You can't just write code. You have to open files. Here are the basic steps:

  • Make a change. Right click on the repo in the list of repos in the leftmost pane in GitHub Desktop, and select "Open in Atom." This will open the folder in Atom, where you left off the last time you were editing it.

  • Save the change. This is a matter of hitting command-S or control-S (Mac, Windows). Atom lets you know if you have unsaved changes in any files by replacing the x to close the tab with a little blue circle.

  • Test the change. This means opening the sketch in Google Chrome. To do this: in GitHub Desktop, right click the name of the repo in the leftmost pane with the list of repos. Select "Open in Finder" or "Open in Explorer." This will open the repo folder in your file browser. Double-click on index.html, and this should open the sketch in Google. (It may open in your default browser instead. This is probably fine, but Google is better for debugging. I don't know how to do this in Windows, but on a Mac, if it opens in Safari and you want to open it in Chrome, you can right click on the filename, and select "Open With", and then select Chrome from that menu. In any case, in Chrome, you can always open the file using File > Open.)

  • Test the change: if there are errors. If things aren't working as you expected, one thing you can do is open the JavaScript Console, to see if JavaScript has spit out any errors.

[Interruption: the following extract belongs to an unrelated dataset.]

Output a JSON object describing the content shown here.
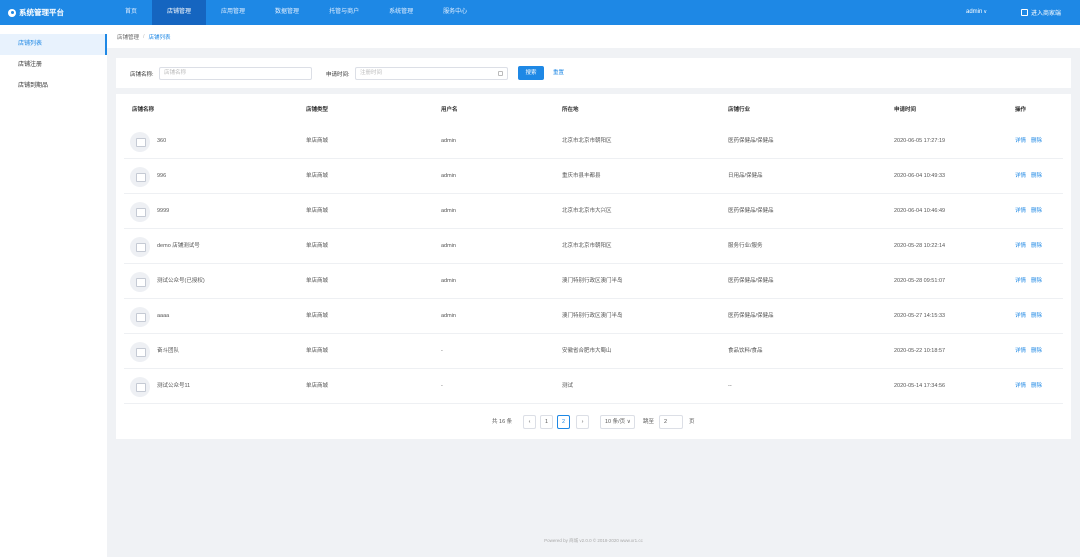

To do this, in Chrome: View > Developer > Javascript Console.

  • Commit the change. Once the small task at hand is completed, commit the change in GitHub desktop. In GitHub Desktop, you'll see a list of uncommitted changes. Give the commit a brief summary and a slightly less brief description, and then click "Commit."

  • Make another change. Go back to the "Make a change" step, above.

  • Once you're done working for a session, Sync the change. Click the "Sync" button at the top right of the timeline. Your changes have now been pushed up to GitHub.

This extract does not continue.